Sports/tennis
Tennis

«Djokovic tient des propos dangereux. Il aurait dû se taire»

Le docteur genevois Boris Gojanovic a réagi aux propos controversés du No 1 mondial sur son éventuel refus de vaccination contre le coronavirus.

de
Sport-Center
mardi 21 avril 2020 à 10:00

Les propos de Novak Djokovic liés à la vaccination font réagir à travers le monde.

AFP

Le sujet est délicat. Novak Djokovic, le No 1 mondial, a cru bon de se projeter, faisant publiquement état, sur Facebook notamment, de ses positions possiblement antivaccin. Dans un sens large, comme dans celui, particulier, où un vaccin contre le coronavirus, qui aurait vu le jour, serait une condition pour voyager et participer aux tournois de tennis. «Moi, personnellement, je ne suis pas pour les vaccins. Je n'aimerais pas que quelqu'un m'oblige à me faire vacciner pour voyager», à lancé le Serbe en début de semaine. Liberté individuelle contre responsabilité collective?

Publicité

Le docteur Boris Gojanovic, médecin du sport à l’Hôpital de La Tour, membre de la Société Suisse de Médecine du Sport, a réagi aussitôt aux propos du tennisman.
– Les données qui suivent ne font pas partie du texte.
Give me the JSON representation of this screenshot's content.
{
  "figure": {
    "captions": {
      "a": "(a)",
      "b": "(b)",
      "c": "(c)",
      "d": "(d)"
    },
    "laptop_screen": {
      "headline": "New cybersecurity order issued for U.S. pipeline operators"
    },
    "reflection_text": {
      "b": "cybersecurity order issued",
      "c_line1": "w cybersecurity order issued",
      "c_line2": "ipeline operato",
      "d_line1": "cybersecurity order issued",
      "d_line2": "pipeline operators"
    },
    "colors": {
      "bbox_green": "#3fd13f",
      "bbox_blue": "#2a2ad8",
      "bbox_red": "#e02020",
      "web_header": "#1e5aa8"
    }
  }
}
Dans un tweet qui laisse clairement comprendre combien cette prise de position du joueur le heurte. Nous l’avons contacté.
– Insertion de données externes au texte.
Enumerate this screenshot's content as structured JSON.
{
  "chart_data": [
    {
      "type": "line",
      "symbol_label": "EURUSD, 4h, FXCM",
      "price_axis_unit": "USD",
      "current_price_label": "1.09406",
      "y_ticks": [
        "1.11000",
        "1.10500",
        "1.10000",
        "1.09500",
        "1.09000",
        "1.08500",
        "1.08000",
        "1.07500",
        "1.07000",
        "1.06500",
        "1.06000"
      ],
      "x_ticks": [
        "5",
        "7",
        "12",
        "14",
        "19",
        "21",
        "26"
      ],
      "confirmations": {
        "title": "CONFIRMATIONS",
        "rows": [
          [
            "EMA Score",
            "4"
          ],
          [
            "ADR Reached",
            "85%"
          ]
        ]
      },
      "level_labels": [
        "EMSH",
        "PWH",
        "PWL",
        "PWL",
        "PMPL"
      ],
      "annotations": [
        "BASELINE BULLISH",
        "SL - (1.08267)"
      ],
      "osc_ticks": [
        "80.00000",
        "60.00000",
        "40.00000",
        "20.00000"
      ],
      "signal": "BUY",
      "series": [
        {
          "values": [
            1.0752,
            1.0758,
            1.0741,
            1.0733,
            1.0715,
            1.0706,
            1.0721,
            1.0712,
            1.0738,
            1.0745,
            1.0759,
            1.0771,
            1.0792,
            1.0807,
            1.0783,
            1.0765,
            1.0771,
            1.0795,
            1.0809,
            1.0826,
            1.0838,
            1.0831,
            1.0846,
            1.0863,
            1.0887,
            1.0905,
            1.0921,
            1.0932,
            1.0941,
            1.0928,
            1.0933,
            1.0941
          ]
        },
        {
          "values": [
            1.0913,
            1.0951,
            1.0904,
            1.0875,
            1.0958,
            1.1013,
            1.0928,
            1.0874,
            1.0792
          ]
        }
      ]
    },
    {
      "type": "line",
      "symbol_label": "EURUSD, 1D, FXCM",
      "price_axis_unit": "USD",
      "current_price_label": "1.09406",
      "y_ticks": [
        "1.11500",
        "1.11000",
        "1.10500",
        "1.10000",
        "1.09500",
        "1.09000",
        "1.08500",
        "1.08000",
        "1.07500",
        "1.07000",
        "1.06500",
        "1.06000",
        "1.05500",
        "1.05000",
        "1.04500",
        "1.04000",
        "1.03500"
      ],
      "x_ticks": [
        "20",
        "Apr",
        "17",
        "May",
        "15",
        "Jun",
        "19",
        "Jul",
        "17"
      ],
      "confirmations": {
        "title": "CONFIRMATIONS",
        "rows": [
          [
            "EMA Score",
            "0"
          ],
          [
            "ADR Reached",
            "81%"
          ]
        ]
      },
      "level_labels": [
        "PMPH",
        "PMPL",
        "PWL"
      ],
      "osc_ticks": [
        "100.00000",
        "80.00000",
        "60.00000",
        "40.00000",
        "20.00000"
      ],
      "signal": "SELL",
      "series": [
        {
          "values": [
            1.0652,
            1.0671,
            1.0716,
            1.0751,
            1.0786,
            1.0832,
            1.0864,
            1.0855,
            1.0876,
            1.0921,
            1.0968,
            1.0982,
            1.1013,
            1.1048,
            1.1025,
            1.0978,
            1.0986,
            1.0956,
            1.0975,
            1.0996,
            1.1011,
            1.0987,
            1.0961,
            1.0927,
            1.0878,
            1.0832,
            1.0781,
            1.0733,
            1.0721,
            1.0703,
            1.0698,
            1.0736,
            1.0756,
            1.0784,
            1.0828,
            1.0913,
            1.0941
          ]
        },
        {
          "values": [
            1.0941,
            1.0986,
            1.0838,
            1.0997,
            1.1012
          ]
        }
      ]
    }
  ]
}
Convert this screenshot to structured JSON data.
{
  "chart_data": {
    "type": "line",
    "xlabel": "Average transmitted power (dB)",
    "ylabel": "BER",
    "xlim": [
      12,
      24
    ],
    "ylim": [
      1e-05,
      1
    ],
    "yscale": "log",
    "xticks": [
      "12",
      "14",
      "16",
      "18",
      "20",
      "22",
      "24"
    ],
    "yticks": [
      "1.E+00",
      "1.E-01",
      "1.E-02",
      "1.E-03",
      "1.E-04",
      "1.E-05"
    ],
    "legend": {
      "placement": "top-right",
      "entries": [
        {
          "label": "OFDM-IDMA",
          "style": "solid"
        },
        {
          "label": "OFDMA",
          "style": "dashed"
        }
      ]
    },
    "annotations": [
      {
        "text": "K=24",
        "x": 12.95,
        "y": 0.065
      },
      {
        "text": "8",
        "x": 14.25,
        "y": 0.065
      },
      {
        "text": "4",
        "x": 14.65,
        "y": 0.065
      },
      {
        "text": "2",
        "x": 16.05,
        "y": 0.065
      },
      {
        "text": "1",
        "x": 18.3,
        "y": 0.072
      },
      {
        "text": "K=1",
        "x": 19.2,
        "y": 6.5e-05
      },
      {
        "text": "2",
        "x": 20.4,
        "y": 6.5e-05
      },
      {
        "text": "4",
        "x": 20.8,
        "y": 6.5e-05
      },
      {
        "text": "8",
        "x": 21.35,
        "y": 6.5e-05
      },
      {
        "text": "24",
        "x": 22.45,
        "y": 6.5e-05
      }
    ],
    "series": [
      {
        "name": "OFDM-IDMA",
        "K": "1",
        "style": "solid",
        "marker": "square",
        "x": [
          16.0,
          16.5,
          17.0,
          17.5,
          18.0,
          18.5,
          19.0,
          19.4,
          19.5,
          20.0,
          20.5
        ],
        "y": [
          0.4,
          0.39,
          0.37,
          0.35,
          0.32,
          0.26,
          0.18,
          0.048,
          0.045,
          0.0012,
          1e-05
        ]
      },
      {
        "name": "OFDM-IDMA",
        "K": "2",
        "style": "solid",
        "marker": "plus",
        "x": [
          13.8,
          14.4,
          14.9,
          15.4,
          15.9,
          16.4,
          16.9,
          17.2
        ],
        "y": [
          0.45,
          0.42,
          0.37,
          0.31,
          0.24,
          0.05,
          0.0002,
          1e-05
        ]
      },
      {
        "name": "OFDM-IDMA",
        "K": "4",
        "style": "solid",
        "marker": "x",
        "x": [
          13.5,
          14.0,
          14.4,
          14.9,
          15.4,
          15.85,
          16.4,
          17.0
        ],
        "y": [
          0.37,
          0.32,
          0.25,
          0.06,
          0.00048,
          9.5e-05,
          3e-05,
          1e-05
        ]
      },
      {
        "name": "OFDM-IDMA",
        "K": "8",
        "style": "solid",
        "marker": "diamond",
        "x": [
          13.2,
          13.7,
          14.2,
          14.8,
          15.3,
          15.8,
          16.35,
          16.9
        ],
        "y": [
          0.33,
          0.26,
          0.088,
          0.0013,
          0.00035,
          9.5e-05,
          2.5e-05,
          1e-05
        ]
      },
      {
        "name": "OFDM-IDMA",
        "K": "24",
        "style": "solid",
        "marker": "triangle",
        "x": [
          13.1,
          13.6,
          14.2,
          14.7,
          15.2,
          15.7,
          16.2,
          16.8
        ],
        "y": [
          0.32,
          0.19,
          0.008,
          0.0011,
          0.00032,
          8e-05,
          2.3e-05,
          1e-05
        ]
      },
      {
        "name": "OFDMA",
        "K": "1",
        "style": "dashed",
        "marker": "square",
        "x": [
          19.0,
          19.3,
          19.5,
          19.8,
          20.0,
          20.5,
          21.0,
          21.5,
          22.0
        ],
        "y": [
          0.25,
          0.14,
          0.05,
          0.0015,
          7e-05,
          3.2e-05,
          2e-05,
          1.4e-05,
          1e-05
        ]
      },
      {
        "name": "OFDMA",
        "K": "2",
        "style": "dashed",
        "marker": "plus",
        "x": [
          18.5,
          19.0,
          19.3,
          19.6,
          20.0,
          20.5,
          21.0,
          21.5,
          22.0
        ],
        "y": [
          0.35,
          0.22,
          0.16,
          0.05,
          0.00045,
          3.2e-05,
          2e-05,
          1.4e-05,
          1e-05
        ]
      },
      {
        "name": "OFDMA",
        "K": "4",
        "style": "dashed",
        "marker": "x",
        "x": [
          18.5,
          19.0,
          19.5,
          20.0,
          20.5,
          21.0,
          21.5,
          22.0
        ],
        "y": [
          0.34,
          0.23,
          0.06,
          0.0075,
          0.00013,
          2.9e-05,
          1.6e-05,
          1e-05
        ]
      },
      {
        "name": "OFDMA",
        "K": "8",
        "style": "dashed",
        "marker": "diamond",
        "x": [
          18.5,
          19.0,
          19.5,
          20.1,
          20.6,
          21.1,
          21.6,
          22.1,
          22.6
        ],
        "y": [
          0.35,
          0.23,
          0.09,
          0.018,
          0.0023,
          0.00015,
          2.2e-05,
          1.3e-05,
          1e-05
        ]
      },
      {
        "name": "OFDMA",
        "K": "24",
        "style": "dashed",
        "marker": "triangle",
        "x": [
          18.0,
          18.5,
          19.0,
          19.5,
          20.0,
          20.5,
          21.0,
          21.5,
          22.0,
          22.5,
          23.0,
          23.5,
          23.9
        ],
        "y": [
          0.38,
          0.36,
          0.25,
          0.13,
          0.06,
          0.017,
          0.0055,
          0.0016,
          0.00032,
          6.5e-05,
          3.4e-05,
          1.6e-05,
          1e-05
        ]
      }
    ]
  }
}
«C’est problématique, explique-t-il. Novak Djokovic a une audience considérable et ses opinions sur la question de la vaccination sont pour le moins controversées. Il tient des propos dangereux et aurait mieux fait de se taire. Il peut potentiellement induire des comportements. Je crois qu’il devrait faire preuve de retenue, parce que ce qu’il dit peut avoir une incidence sur la santé publique. Et c’est donc dur à accepter. J’espère que le public, au sens large, va se rendre compte de l’aspect inadéquat de ce genre de propos, de leur caractère absurde en pleine pandémie, alors qu’un vaccin contre le Covid-19 n’existe d’ailleurs même pas.»

Induire des comportements. Une autre manière de souligner que les déclarations de Djokovic influencent potentiellement beaucoup de personnes. Le Serbe est très suivi sur les réseaux sociaux: 8,7 millions de followers sur Twitter, 7,7 millions sur Facebook, 7,1 millions sur Instagram. «Ce n’est pas la première fois que Djokovic partage ouvertement certaines de ses croyances, relève le Dr Gojanovic. Il a évoqué ses régimes, notamment celui sans gluten. Eh bien il y a eu dans la foulée une explosion de cas de personnes se déclarant intolérantes au gluten ou voulant suivre le même régime que le Serbe.»

Publicité

L’interdire de compétition? «Absolument»

Cela pose évidemment la question de la liberté individuelle. «Le débat est vaste, admet le médecin. On ne peut pas forcer les gens à se vacciner. Mais cette position de certains peut avoir des conséquences graves, comme les cas de résurgence de rougeoles qui ont existé dernièrement. Il existe un mouvement qui pointe du doigt le danger des vaccins, dans la foulée d’Andrew Wakefield, un médecin anglais radié depuis, qui avait affirmé qu’une certaine vaccination était à l’origine d’une forme d’autisme. Ses publications ont été retirées, parce que tout était faux. Novak Djokovic peut penser ce qu’il veut de la vaccination, s’interroger, je n’ai pas de problème avec ça. Mais il n’a peut-être pas à s’en ouvrir sur les réseaux, particulièrement maintenant. Il faut faire attention quand on a une telle audience et que l’on s’exprime, alors que l’on sait que le propos est controversé. Parce que cela peut être dommageable et préjudiciable. C’est pour cela que j’ai réagi.»

Dans l’absolu, si un vaccin était trouvé et que pour contenir l’épidémie il devenait obligatoire pour ceux qui voyagent ou pour participer à un tournoi de tennis, que faudrait-il faire si Novak Djokovic refusait de se faire vacciner? L’interdire de compétition? «Absolument, tranche Boris Gojanovic. On ne peut pas l’obliger à se faire vacciner, il faut le respecter. Mais si cela devient une condition sanitaire pour que la pandémie soit éradiquée et qu’il s’y oppose, alors sa participation aux tournois devrait être reconsidérée.»